Mais aucun référendum officiel ne sera organisé. En 2013, les populations finissent par organiser unilatéralement une consultation dont le résultat valide un rattachement au Soudan du Sud. Quant aux Sud-Kordofan et au Nil Bleu, anciens épicentres des combats entre le Nord et le Sud du Soudan pendant la longue guerre civile, ils appartiennent de facto au Soudan.

In fine, «de nombreux Nuba ont le sentiment d’avoir été abandonnés par leurs anciens camarades du sud, aux côtés desquels ils ont combattu durant la guerre civile», explique Irin dans un article publié en 2011 au début du conflit. «L’Accord de paix global de 2005 a mis en place des référendums (…). Cependant, le Sud-Kordofan, ainsi que l’Etat du Nil bleu sur la frontière nord, n’ont eu droit qu’à des "consultations populaires", un processus assez vague pour demander aux gens ce qu’ils souhaitaient pour l’avenir. Beaucoup pensent que cela n’a pas permis de garantir les droits pour lesquels ils s’étaient battus. Depuis le début des affrontements, (Ahmed Haroun) a suspendu le processus (de consultation).» Ce dernier aurait permis de revoir les dispositions du CPA et d'envisager un rapprochement avec le Soudan du Sud.

Sans témoins ou presque
Lors d'une rencontre début août 2015, les dirigeants du SPLM/A-N ont fait savoir dans un communiqué que la seule manière de mettre fin à la crise humanitaire est l'arrêt des raids aériens menés par Khartoum et l'ouverture de corridors humanitaires. Dès les premières heures du conflit au Sud-Kordofan, les ONG n’ont pas eu l’autorisation de Khartoum d'intervenir dans la région. Le Soudan reste intransigeant sur la question. En 2012, interrogé par Al Jazeera, un conseiller du président Omar el-Béchir expliquait que Khartoum ne saurait prendre le risque de voir les rebelles se servir des populations civiles comme boucliers.



La position du régime soudanais a peu évolué en trois ans. En juin 2015, rapporte l’AFP, Amnesty International soulignait que «les raids aériens des forces soudanaises sur le (Sud-Kordofan) pourraient s'inscrire dans le cadre d'une tentative d'affamer la population de cet Etat». L’ONG observe ainsi une «intensification des attaques pendant les moments cruciaux de l'activité agricole, semailles et moisson».

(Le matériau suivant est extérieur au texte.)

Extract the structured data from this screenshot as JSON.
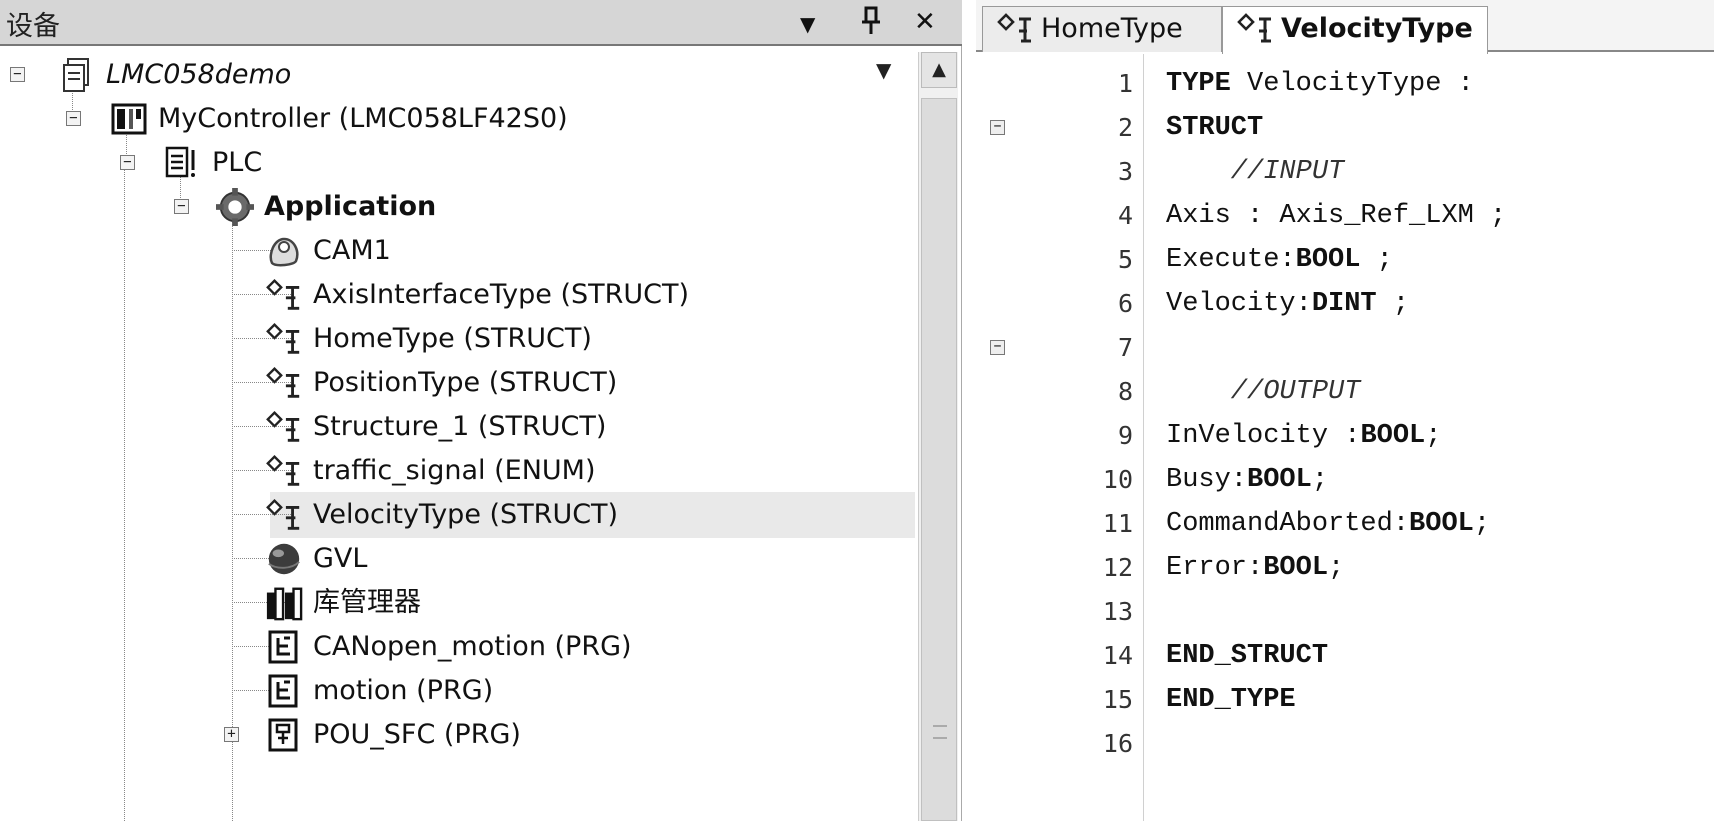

Selon Amnesty International, «environ un tiers de la population du (Sud-Kordofan), qui s’élève approximativement à 1,4 million de personnes, a été déplacé et vit dans des conditions précaires et dangereuses». Pour le SPLM-N, négocier avec Khartoum signifie mettre fin à la crise humanitaire et trouver une solution globale qui fera taire les armes à la fois au Sud-Kordofan, dans le Nil Bleu et au Darfour.

Dans les Soudans, la paix demeure inaccessible. Au Soudan du Sud, les acteurs d'une autre guerre, fratricide cette fois-ci, ne sont toujours pas parvenus à un accord en dépit de la date butoir du 17 août 2015 qui leur avait été fixée.